Thermochemistry*** (using gas phase freq for both cation and neutral species with scfe w/ cosmo given in parentheses):

3-21G:            -2.5824+195.88=  4.101 V (3.981 V)
6-31G:            -2.9236+199.54=  4.245 V (4.265 V)
6-31++G**:   -1.6173+200.43=  4.341 V (4.324 V)
cc-pVDZ:       -2.1853+195.15=  4.087 V (4.095 V)
aug-cc-pVDZ: -2.2727+199.98= 4.293 V (4.305 V)

LANL2DZ(C)/6-31+G*  -0.41322+200.65= 4.402
UHF/aug-cc-pVDZ 1.3397+261.7 (!)= 7.126
* vs SHE=4.281 eV

*** using freq calc of neutral species with cosmo, vs freq calc of cation in gas phase and energy w/ cosmo

4. Spectra
We'll use octave for this. First, using cat and gawk, I put the x/y coordinates in a file.

gauss= @(x,f,i,sigma)  i.*1./(sigma.*sqrt(2*pi)).*exp(-0.5.*((x-f)./sigma).**2)
subplot(3,2,1); axis([0 4000 0 2])
spc=load('321g.spc');sf=spc(:,1); si=spc(:,2);x=linspace(0,4000,800);spec=cumsum(gauss(x,sf,si,75)); 
title("321g"); plot(x,spec(18,:))
spc=load('ccpvdz.spc');sf=spc(:,1); si=spc(:,2);x=linspace(0,4000,800);spec=cumsum(gauss(x,sf,si,75));
spc=load('631g.spc');sf=spc(:,1); si=spc(:,2);x=linspace(0,4000,800);spec=cumsum(gauss(x,sf,si,75));
title("631g"); plot(x,spec(18,:))
spc=load('augccpvdz.spc');sf=spc(:,1); si=spc(:,2);x=linspace(0,4000,800);spec=cumsum(gauss(x,sf,si,75));
spc=load('631gppdd.spc');sf=spc(:,1); si=spc(:,2);x=linspace(0,4000,800);spec=cumsum(gauss(x,sf,si,75));
title("631++g**"); plot(x,spec(18,:))

From top to bottom: Left: 3-21G, 6-31G, 6-31++G**. Right: cc-pVDZ, aug-cc-pVDZ
5. Conclusions
It may seem weird that as a test case I picked a species I don't have any reference potential for. However, the goal here was to understand how the basis set affects the results, without being distracted by such things as Real Life.
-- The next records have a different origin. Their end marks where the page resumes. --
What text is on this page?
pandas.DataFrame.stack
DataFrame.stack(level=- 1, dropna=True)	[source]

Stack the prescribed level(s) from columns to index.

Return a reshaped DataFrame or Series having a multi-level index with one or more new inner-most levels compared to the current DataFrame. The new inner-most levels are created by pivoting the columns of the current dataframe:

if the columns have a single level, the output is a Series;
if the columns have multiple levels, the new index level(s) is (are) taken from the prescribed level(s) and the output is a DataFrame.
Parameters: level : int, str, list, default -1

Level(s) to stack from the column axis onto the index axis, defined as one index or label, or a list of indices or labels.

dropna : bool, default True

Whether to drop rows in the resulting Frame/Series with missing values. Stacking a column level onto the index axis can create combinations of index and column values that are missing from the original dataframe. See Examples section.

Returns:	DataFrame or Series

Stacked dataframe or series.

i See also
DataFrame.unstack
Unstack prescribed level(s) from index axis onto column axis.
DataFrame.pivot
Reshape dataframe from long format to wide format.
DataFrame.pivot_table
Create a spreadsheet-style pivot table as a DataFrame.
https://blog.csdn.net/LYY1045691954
The observed spectra can be divided into two group: 3-21G/6-31G vs 6-31++G**/cc-pVDZ/aug-cc-pVDZ. Polarization (and diffuse functions) seem to play a large role.

In terms of thermochemistry, not surprisingly aug-cc-pVDZ and 6-31++G** give very similar results since they both implement pol/diff functions. The computational cost is, however, significantly higher for aug-cc-pVDZ than 6-31++G**, at least in nwchem.
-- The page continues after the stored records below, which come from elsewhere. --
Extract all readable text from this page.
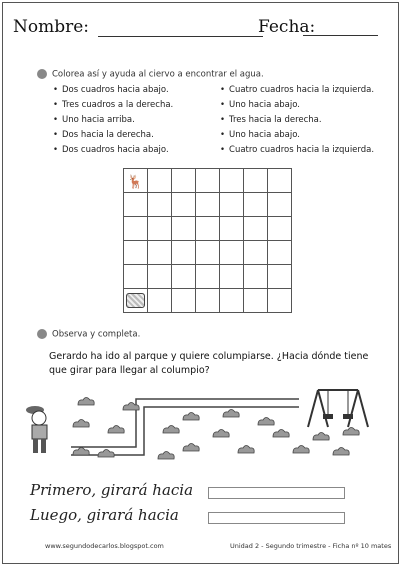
Nombre:	Fecha:
Colorea así y ayuda al ciervo a encontrar el agua.
• Dos cuadros hacia abajo.
• Tres cuadros a la derecha.
• Uno hacia arriba.
• Dos hacia la derecha.
• Dos cuadros hacia abajo.
• Cuatro cuadros hacia la izquierda.
• Uno hacia abajo.
• Tres hacia la derecha.
• Uno hacia abajo.
• Cuatro cuadros hacia la izquierda.
🦌						

Observa y completa.
Gerardo ha ido al parque y quiere columpiarse. ¿Hacia dónde tiene que girar para llegar al columpio?
Primero, girará hacia
Luego, girará hacia
www.segundodecarlos.blogspot.com	Unidad 2 - Segundo trimestre - Ficha nº 10 mates
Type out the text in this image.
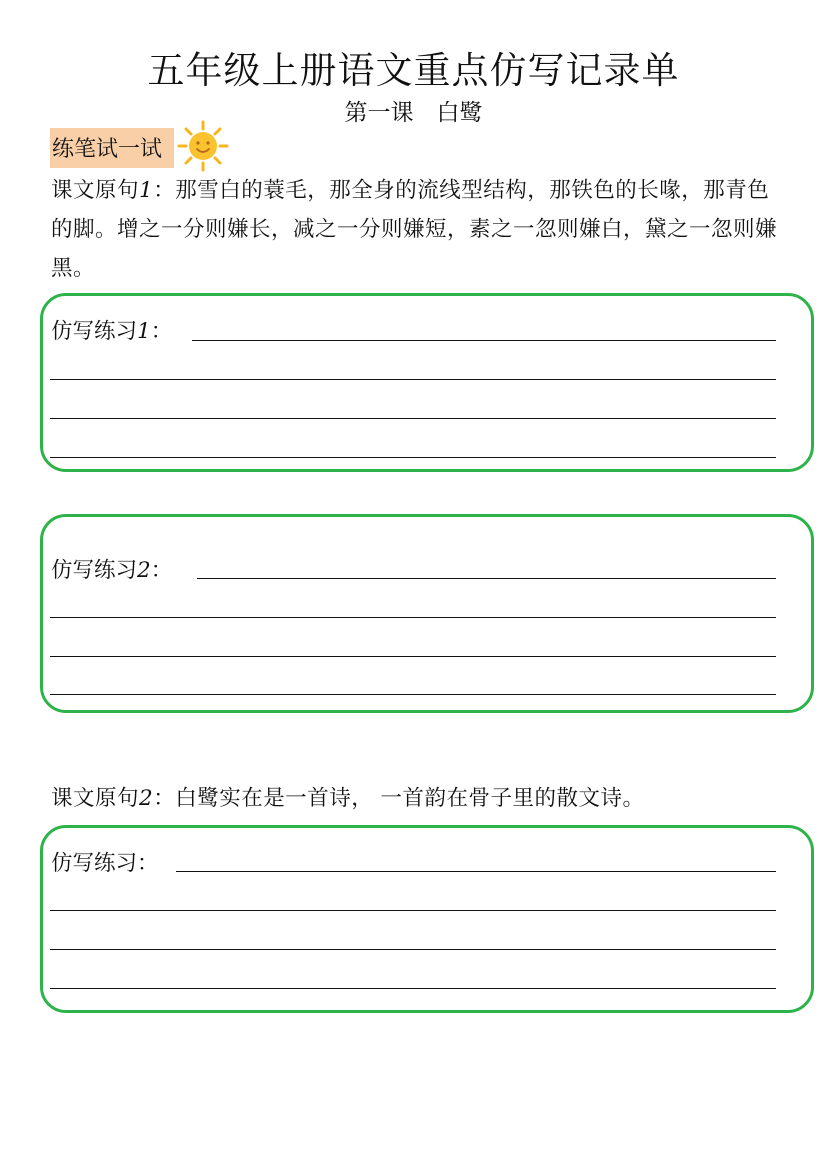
五年级上册语文重点仿写记录单
第一课　白鹭
练笔试一试

课文原句1：那雪白的蓑毛，那全身的流线型结构，那铁色的长喙，那青色的脚。增之一分则嫌长，减之一分则嫌短，素之一忽则嫌白，黛之一忽则嫌黑。

仿写练习1：
仿写练习2：

课文原句2：白鹭实在是一首诗， 一首韵在骨子里的散文诗。

仿写练习：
There is also little difference between doing freq calculations in gas phase vs using cosmo when it comes to the calculated redox potential for the more extensive basis sets.

3-21G gives very varying results, with it giving the highest potential in the gas phase but the second lowest potential with cosmo. cc-pVDZ consistently gives the lowest potential.

UHF/ROHF/HF are fast, but wildly inaccurate. LANL2DZ/6-31+G* looks ok, results-wise, but the thermodynamic corrections are actually much smaller in conjunction with COSMO than the other methods, which is suspicious.

If given the time I may post a more detailed analysis of polarisation vs diffuse functions later.